Europees Parlement wil meer budget voor Interreg
Bij de stemming op maandag 3 december over het verslag van Pascal Arimont (EVP, België) in de Commissie regionale ontwikkeling, hebben de leden van het Europees Parlement het aandeel van het budget voor het toekomstige Interreg-programma (verordening inzake Europese territoriale samenwerking) voor het onderdeel grensoverschrijdende samenwerking aanzienlijk verhoogd.
In overeenstemming met het standpunt van het Europees Parlement over het volgende meerjarig financieel kader hebben de EP-leden het totale budget vastgesteld op 11,17 miljard euro (tegen vergelijkbare prijzen van 2018), terwijl de Commissie slechts 8,43 miljard euro voorzag.
Verdeling
Bovenal herverdelen de leden van het Europees Parlement het budget over de verschillende onderdelen van de verordening, door de eerste component "grensoverschrijdende samenwerking" te verhogen van de 52,7% (4,4 miljard euro) die de Europese Commissie oorspronkelijk had gepland, tot 67,16% (7,5 miljard euro).
Anderzijds wordt het aandeel van de tweede component "transnationale samenwerking" teruggebracht van 31,4% tot 17,68%, dat wil zeggen van 2,65 miljard euro tot 1,97 miljard euro.
Zij zorgen er ook voor dat het deel dat bestemd is voor de derde component, gewijd aan de "ultraperifere regio's", 3,2% bedraagt, waardoor de begroting automatisch wordt verhoogd tot 357 miljoen euro (tegenover 270 miljoen euro in het voorstel van de Europese Commissie).
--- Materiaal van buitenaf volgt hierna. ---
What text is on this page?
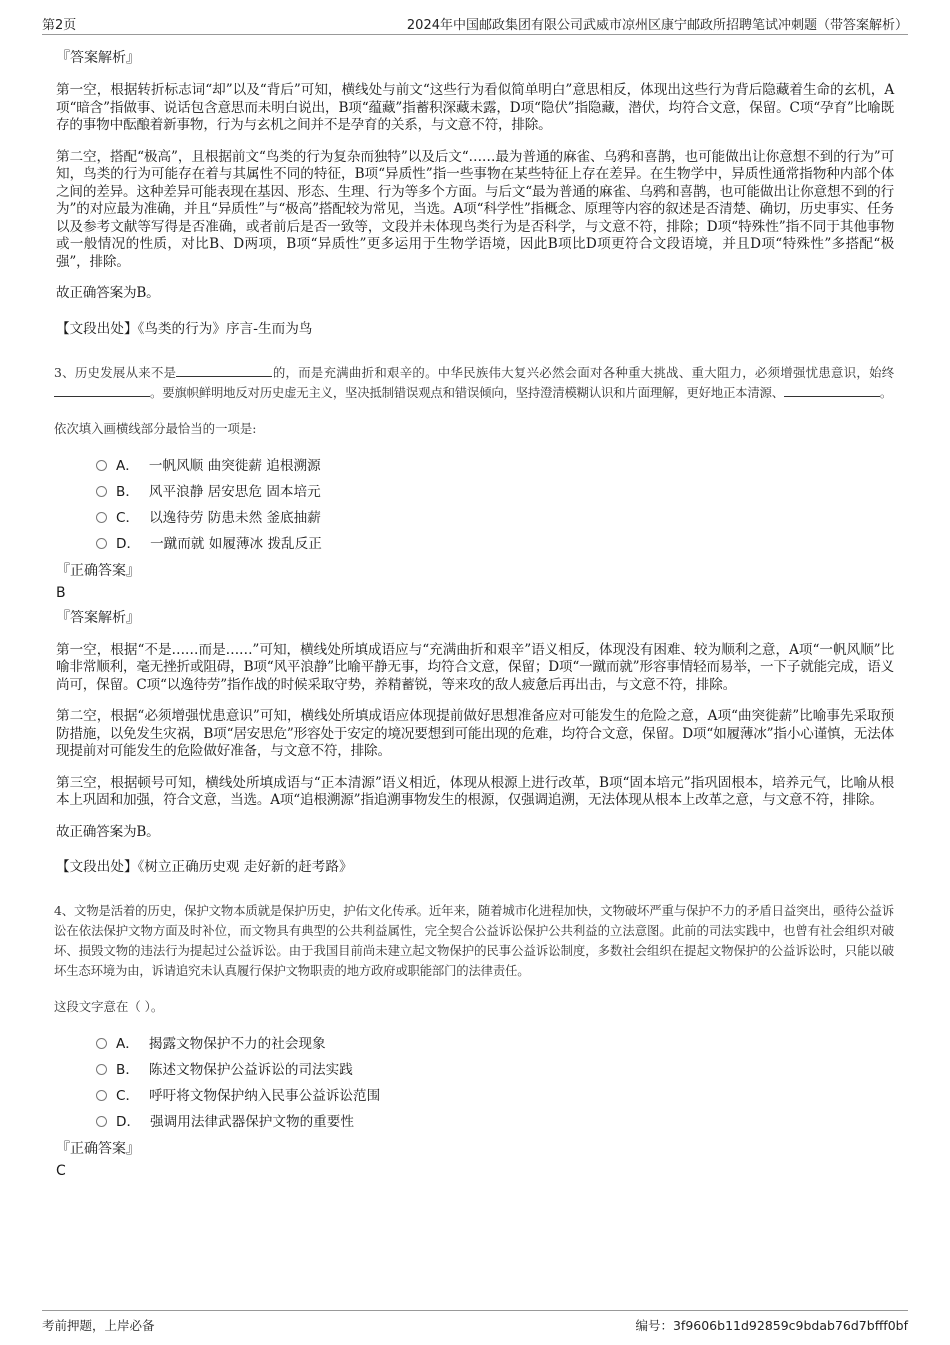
第2页	2024年中国邮政集团有限公司武威市凉州区康宁邮政所招聘笔试冲刺题（带答案解析）
『答案解析』

第一空，根据转折标志词“却”以及“背后”可知，横线处与前文“这些行为看似简单明白”意思相反，体现出这些行为背后隐藏着生命的玄机，A项“暗含”指做事、说话包含意思而未明白说出，B项“蕴藏”指蓄积深藏未露，D项“隐伏”指隐藏，潜伏，均符合文意，保留。C项“孕育”比喻既存的事物中酝酿着新事物，行为与玄机之间并不是孕育的关系，与文意不符，排除。

第二空，搭配“极高”，且根据前文“鸟类的行为复杂而独特”以及后文“……最为普通的麻雀、乌鸦和喜鹊，也可能做出让你意想不到的行为”可知，鸟类的行为可能存在着与其属性不同的特征，B项“异质性”指一些事物在某些特征上存在差异。在生物学中，异质性通常指物种内部个体之间的差异。这种差异可能表现在基因、形态、生理、行为等多个方面。与后文“最为普通的麻雀、乌鸦和喜鹊，也可能做出让你意想不到的行为”的对应最为准确，并且“异质性”与“极高”搭配较为常见，当选。A项“科学性”指概念、原理等内容的叙述是否清楚、确切，历史事实、任务以及参考文献等写得是否准确，或者前后是否一致等，文段并未体现鸟类行为是否科学，与文意不符，排除；D项“特殊性”指不同于其他事物或一般情况的性质，对比B、D两项，B项“异质性”更多运用于生物学语境，因此B项比D项更符合文段语境，并且D项“特殊性”多搭配“极强”，排除。

故正确答案为B。

【文段出处】《鸟类的行为》序言-生而为鸟
3、历史发展从来不是	的，而是充满曲折和艰辛的。中华民族伟大复兴必然会面对各种重大挑战、重大阻力，必须增强忧患意识，始终。要旗帜鲜明地反对历史虚无主义，坚决抵制错误观点和错误倾向，坚持澄清模糊认识和片面理解，更好地正本清源、	。
依次填入画横线部分最恰当的一项是:
A． 一帆风顺 曲突徙薪 追根溯源
B． 风平浪静 居安思危 固本培元
C． 以逸待劳 防患未然 釜底抽薪
D． 一蹴而就 如履薄冰 拨乱反正
『正确答案』
B
『答案解析』

第一空，根据“不是……而是……”可知，横线处所填成语应与“充满曲折和艰辛”语义相反，体现没有困难、较为顺利之意，A项“一帆风顺”比喻非常顺利，毫无挫折或阻碍，B项“风平浪静”比喻平静无事，均符合文意，保留；D项“一蹴而就”形容事情轻而易举，一下子就能完成，语义尚可，保留。C项“以逸待劳”指作战的时候采取守势，养精蓄锐，等来攻的敌人疲惫后再出击，与文意不符，排除。

第二空，根据“必须增强忧患意识”可知，横线处所填成语应体现提前做好思想准备应对可能发生的危险之意，A项“曲突徙薪”比喻事先采取预防措施，以免发生灾祸，B项“居安思危”形容处于安定的境况要想到可能出现的危难，均符合文意，保留。D项“如履薄冰”指小心谨慎，无法体现提前对可能发生的危险做好准备，与文意不符，排除。

第三空，根据顿号可知，横线处所填成语与“正本清源”语义相近，体现从根源上进行改革，B项“固本培元”指巩固根本，培养元气，比喻从根本上巩固和加强，符合文意，当选。A项“追根溯源”指追溯事物发生的根源，仅强调追溯，无法体现从根本上改革之意，与文意不符，排除。

故正确答案为B。

【文段出处】《树立正确历史观 走好新的赶考路》
4、文物是活着的历史，保护文物本质就是保护历史，护佑文化传承。近年来，随着城市化进程加快，文物破坏严重与保护不力的矛盾日益突出，亟待公益诉讼在依法保护文物方面及时补位，而文物具有典型的公共利益属性，完全契合公益诉讼保护公共利益的立法意图。此前的司法实践中，也曾有社会组织对破坏、损毁文物的违法行为提起过公益诉讼。由于我国目前尚未建立起文物保护的民事公益诉讼制度，多数社会组织在提起文物保护的公益诉讼时，只能以破坏生态环境为由，诉请追究未认真履行保护文物职责的地方政府或职能部门的法律责任。
这段文字意在（ ）。
A． 揭露文物保护不力的社会现象
B． 陈述文物保护公益诉讼的司法实践
C． 呼吁将文物保护纳入民事公益诉讼范围
D． 强调用法律武器保护文物的重要性
『正确答案』
C
考前押题，上岸必备	编号：3f9606b11d92859c9bdab76d7bfff0bf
Zij verhogen het aandeel voor het vierde onderdeel, dat betrekking heeft op interregionale samenwerking, van 1,2% (100 miljoen euro) tot 3,27% (365 miljoen euro).
De moeilijke kwestie van interregionale innovatie
Het meest omstreden punt tijdens de besprekingen was de vijfde component van de door de Europese Commissie geïntroduceerde "interregionale investeringen in innovatie". Sommige leden van het Europees Parlement, zoals de rapporteur, vonden dit nieuwe aspect, onder direct beheer, ongunstig, terwijl anderen het voorstel met open armen ontvingen.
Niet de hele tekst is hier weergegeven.